I think there's a danger in seeing any population that we can't control, either directly or subversively, as a "failed" state. And if we're controlling it, isn't that a sign of its failure as a state?

Ah, the disease model of international polity. ;-) That's a cynical view, of course, but at a certain level you have to allow for interdependent institutions to develop a consensus. For instance, one could always say that piracy is good for the pirates. A cynical reading of US history (hey, see that Adbusters post!) would say that the US has, from the beginning, intervened militarily against the ravages of failed states, largely expressed as piracy, for which a modern word is "nationalization". ;-) But it's pretty clear that a place like North Korea is not only outside the boundaries of acceptable state behavior, but -- whatever else you can say about its internal politics -- it's failing to provide enough food for its own people. That's a crime which has international consequences, especially if they have nuclear weapons.
posted by dhartung at 9:02 PM on July 29, 2005


Ya know, if "the oil" were to dry up tomorrow, many of those failing states would be relatively fine while the US and Europe would most certainly fall into chaos.
posted by shoepal at 9:09 PM on July 29, 2005


How is Bhutan a failed state? Aren't they supposed to be, like, utopia or something?
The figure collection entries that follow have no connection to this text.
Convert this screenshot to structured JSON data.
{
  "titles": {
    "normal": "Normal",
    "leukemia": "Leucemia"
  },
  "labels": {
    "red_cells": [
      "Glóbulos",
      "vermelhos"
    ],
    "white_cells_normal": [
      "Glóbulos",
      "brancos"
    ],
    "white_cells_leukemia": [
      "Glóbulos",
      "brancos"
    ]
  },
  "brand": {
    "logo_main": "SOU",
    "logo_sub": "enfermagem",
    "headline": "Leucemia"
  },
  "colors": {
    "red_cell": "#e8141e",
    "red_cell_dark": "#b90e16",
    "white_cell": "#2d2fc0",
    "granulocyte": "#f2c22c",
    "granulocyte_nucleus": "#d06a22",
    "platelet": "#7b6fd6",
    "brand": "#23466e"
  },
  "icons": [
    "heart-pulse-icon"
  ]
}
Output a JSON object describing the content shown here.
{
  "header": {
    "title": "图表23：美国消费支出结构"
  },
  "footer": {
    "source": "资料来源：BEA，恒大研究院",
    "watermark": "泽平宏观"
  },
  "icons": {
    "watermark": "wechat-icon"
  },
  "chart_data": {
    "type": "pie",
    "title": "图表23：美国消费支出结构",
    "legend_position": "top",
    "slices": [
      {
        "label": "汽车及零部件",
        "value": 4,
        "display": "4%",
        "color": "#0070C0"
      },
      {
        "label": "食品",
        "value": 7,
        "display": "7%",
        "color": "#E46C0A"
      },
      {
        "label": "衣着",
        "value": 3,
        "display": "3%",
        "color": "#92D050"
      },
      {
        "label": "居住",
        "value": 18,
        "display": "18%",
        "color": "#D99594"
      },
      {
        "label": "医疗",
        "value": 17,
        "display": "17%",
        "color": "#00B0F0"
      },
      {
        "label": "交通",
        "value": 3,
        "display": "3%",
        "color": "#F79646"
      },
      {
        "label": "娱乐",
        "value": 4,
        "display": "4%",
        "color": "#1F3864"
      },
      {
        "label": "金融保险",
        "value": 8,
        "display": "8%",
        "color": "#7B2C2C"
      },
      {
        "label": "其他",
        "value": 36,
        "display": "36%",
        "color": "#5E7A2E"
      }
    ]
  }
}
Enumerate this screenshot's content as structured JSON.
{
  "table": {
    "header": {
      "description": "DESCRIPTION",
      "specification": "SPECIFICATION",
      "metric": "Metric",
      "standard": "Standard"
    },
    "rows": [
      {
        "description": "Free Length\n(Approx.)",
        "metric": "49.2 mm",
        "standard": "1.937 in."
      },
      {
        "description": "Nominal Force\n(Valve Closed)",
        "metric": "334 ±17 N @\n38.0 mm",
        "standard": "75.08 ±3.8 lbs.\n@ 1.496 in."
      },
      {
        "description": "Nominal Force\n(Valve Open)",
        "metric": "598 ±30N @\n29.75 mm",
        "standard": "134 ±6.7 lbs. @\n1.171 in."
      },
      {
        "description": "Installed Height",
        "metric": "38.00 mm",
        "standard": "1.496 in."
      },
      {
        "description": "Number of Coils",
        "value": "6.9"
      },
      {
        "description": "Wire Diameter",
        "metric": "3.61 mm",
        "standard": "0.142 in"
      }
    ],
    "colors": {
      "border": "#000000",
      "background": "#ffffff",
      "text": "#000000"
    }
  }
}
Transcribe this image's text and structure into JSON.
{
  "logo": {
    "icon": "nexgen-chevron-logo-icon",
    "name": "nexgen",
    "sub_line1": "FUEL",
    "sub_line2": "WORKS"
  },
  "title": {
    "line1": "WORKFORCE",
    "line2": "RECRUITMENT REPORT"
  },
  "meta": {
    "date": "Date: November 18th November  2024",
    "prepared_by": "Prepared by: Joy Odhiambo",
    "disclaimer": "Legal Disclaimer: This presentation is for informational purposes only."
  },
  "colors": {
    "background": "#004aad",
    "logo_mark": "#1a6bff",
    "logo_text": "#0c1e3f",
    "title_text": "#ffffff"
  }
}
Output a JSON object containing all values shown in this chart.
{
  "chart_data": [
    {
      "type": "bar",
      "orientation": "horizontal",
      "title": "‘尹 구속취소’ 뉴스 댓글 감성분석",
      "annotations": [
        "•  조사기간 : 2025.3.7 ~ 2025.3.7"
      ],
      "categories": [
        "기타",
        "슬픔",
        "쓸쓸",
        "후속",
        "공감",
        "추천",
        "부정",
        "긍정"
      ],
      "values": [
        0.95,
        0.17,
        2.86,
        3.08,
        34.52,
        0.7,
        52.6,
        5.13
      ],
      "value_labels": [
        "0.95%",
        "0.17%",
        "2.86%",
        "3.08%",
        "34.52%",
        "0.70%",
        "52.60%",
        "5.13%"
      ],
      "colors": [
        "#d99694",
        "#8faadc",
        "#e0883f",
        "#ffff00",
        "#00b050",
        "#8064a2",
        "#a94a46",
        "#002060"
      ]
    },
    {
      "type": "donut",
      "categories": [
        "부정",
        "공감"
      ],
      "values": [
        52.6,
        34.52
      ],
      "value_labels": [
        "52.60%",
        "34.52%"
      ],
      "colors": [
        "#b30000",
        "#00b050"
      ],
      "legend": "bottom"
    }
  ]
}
Here is a readable version of the Index from the Fund For Peace.


According to the criteria of

The Twelve Indicators:

1 - Mounting Demographic Pressures
2 - Massive Movement of Refugees and IDPs
3 - Legacy of Vengeance - Seeking Group Grievance
4 - Chronic and Sustained Human Flight
5 - Uneven Economic Development along Group Lines
6 - Sharp and/or Severe Economic Decline
7 - Criminalization or Delegitimization of the State
8 - Progressive Deterioration of Public Services
9 - Widespread Violation of Human Rights
10 - Security Apparatus as "State within a State"
11 - Rise of Factionalized Elites
12 - Intervention of Other States or External Actors


Bhutan scores thus:

8
8
5.5
8
9
8
9.8
5
8
6
10
6.7
92

ranking it high enough in the categories of Rise of Factionalized Elites, Criminalization or Delegitimization of the State, Sharp and/or Severe Economic Decline, Uneven Economic Development along Group Lines, Chronic and Sustained Human Flight, Massive Movement of Refugees and IDPs and Mounting Demographic Pressures to rank it #26 out of 60 and putting it in the amber In Danger category.

And then it is the only country to ban all public smoking.
posted by y2karl at 9:11 PM on July 29, 2005


http://fuckedcompany.com/ should pick this up.
posted by stbalbach at 10:22 PM on July 29, 2005


Artw writes "It doesn't show Antarctica either."

Brilliant reposte. The next time Antarctica qualifies as a state I promise I'll give you a call.
posted by OmieWise at 10:46 PM on July 29, 2005


y2karl - that's interesting about Bhutan. And it makes a lot of sense. All of the people who I heard singing its praises were these anti-technological hippie types that thought it was soooo cool that they didn't have all of our modern contrivances. Unfortunately, now is not a really good time to be a low-tech country.
posted by afroblanca at 1:16 AM on July 30, 2005


Like eustatic, I'm also surprised that Bolivia isn't there. Surely, of all Latin America, it is currently the country most at danger?
posted by Skeptic at 1:22 AM on July 30, 2005


And then it is the only country to ban all public smoking.

rather paternalistic if you ask me. i won't be visiting bhutan anytime soon.